Commission Charbonneau - On s’ajuste!

Y aura-t-il un jour essoufflement dans le rythme des rebondissements qui ont cours à la commission Charbonneau, et autour de celle-ci ? Ce n’est plus un ménage qui est en cours, c’est un grand coup de vent qui balaie des pratiques, des individus et des mentalités. Enfin !

Dès le moment où l’Unité permanente anticorruption est entrée mardi dans l’entreprise Asphalte Desjardins pour y mener une perquisition, le procureur-chef de la commission Charbonneau n’avait plus d’autre choix. Il devait démissionner.


La Presse nous avait appris au début août que Sylvain Lussier avait déjà été l’avocat de l’entreprise dans un dossier qui l’opposait à Tony Accurso en 2008. Peu importe son professionnalisme, la position de Me Lussier en était fragilisée, d’autant que s’y ajoutait sa participation à l’équipe pro-développement du Plan Nord (donc dossiers de construction) de son cabinet d’avocats, et le fait qu’il avait eu la Ville de Montréal (visée par la commission) pour cliente dans son litige contre le vérificateur général.

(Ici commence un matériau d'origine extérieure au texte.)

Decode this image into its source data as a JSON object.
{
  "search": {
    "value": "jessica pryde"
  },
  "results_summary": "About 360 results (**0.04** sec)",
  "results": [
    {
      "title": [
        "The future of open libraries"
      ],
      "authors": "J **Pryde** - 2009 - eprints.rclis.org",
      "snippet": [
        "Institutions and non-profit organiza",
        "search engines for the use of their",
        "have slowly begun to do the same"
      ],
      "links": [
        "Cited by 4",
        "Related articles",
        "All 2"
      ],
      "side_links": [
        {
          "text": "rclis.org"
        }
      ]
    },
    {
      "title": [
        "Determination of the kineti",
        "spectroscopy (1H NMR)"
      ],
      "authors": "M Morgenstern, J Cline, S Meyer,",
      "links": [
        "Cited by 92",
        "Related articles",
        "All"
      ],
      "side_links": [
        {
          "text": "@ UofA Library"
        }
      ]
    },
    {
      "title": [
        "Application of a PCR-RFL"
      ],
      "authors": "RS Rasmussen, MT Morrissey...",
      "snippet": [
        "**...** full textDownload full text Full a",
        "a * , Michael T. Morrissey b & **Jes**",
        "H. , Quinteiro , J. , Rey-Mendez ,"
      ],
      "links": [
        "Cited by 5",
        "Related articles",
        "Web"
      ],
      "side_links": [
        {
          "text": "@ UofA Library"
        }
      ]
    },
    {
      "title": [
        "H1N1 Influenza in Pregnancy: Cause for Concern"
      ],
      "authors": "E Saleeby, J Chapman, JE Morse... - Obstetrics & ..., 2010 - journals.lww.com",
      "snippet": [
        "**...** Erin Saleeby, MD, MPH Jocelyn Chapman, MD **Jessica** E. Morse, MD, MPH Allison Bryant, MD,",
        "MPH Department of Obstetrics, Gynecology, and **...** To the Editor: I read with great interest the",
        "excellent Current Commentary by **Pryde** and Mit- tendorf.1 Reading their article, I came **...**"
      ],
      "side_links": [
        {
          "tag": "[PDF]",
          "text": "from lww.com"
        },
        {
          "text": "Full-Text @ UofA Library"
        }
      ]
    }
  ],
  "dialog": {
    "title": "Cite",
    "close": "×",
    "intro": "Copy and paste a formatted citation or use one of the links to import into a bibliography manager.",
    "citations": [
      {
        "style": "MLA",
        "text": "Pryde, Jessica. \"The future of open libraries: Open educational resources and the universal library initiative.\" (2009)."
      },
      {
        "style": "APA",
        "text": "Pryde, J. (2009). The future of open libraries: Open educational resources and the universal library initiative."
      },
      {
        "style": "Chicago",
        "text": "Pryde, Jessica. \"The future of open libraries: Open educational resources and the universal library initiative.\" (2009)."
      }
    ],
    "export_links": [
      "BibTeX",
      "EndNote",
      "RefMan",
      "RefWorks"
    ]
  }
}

Dans ces deux cas, Me Lussier s’était retiré des dossiers, non parce que cela allait de soi, mais parce que son implication était rendue publique. Et la commission lui avait gardé sa confiance, réitérée en dépit de la nouvelle du mois d’août.

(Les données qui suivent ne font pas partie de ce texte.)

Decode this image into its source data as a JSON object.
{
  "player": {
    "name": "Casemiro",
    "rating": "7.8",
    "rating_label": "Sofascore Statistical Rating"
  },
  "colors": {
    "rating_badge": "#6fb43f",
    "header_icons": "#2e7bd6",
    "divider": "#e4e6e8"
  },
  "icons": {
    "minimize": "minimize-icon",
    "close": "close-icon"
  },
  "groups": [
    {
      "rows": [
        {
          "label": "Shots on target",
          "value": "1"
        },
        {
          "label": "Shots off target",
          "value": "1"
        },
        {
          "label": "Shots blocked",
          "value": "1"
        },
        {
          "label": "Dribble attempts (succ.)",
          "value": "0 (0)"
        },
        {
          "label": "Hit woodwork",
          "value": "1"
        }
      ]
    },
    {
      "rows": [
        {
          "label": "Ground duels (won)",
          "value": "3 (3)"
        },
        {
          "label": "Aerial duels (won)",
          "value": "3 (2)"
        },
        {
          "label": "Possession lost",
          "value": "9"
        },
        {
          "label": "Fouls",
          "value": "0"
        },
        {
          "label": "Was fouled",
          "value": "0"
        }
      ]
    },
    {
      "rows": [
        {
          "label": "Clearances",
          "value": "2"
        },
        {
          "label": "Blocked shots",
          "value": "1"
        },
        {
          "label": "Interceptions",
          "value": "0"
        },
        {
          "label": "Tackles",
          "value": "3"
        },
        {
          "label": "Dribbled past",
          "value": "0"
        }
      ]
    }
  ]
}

Sauf que maintenant, l’opération Marteau avance main dans la main avec la Commission d’enquête sur l’octroi et la gestion des contrats publics dans l’industrie de la construction. Les perquisitions se multiplient, on n’est plus dans les rumeurs. L’exigence de la patte blanche vient de monter d’un cran. Sylvain Lussier n’avait plus la distance requise quand un de ses anciens clients est aussi montré du doigt.

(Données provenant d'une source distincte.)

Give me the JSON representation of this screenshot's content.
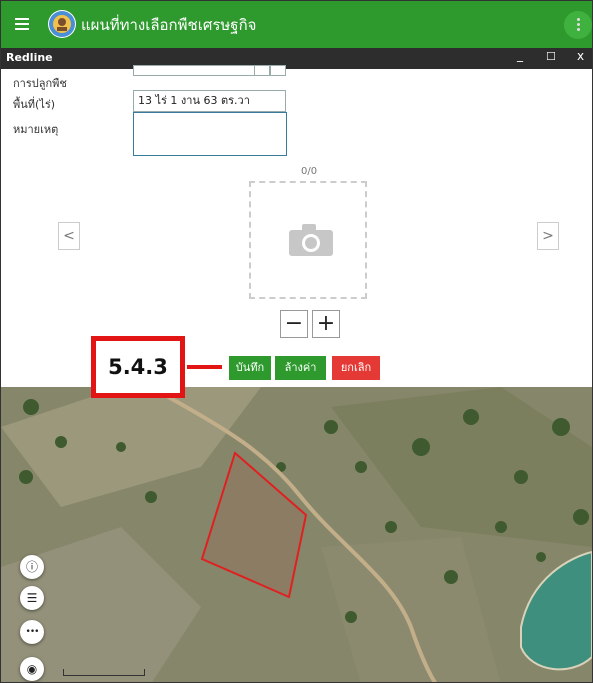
{
  "app": {
    "title": "แผนที่ทางเลือกพืชเศรษฐกิจ"
  },
  "window": {
    "title": "Redline",
    "minimize": "_",
    "maximize": "☐",
    "close": "x"
  },
  "form": {
    "fields": [
      {
        "label": "การปลูกพืช",
        "value": ""
      },
      {
        "label": "พื้นที่(ไร่)",
        "value": "13 ไร่ 1 งาน 63 ตร.วา"
      },
      {
        "label": "หมายเหตุ",
        "value": ""
      }
    ],
    "photo_counter": "0/0",
    "prev_label": "<",
    "next_label": ">",
    "zoom_out_label": "−",
    "zoom_in_label": "+"
  },
  "actions": {
    "save": "บันทึก",
    "clear": "ล้างค่า",
    "cancel": "ยกเลิก"
  },
  "annotation": {
    "label": "5.4.3"
  },
  "map": {
    "controls": [
      {
        "name": "info-icon",
        "glyph": "ⓘ"
      },
      {
        "name": "list-icon",
        "glyph": "☰"
      },
      {
        "name": "more-icon",
        "glyph": "•••"
      },
      {
        "name": "locate-icon",
        "glyph": "◉"
      }
    ]
  },
  "colors": {
    "appbar": "#2e9a2e",
    "window_bar": "#2d2d2d",
    "button": "#2e9a2e",
    "cancel": "#e53935",
    "annotation": "#e31414"
  }
}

Curieusement, sa lettre de démission témoigne encore d’un déni de l’évidence. Il y regrette les doutes à son endroit liés « à de possibles apparences de conflits d’intérêts dus à d’anciens dossiers n’ayant aucun rapport avec le mandat de la commission ». Quelle manière étroite d’envisager le problème ! Les dossiers n’ont pas rapport ? Peut-être. Mais les acteurs ? Allons !


C’est bien ce que Lino Zambito nous aura démontré depuis qu’il témoigne : le détricotage d’un bien petit monde, qu’on retrouve partout. Comme il le dit lui-même, les structures changent, les noms de compagnie aussi, et les actionnaires. Mais les acteurs restent, prêts à tirer profit de tout, particulièrement des lacunes du système, et à s’associer aux pires bandits si c’est ainsi que les contrats s’obtiennent.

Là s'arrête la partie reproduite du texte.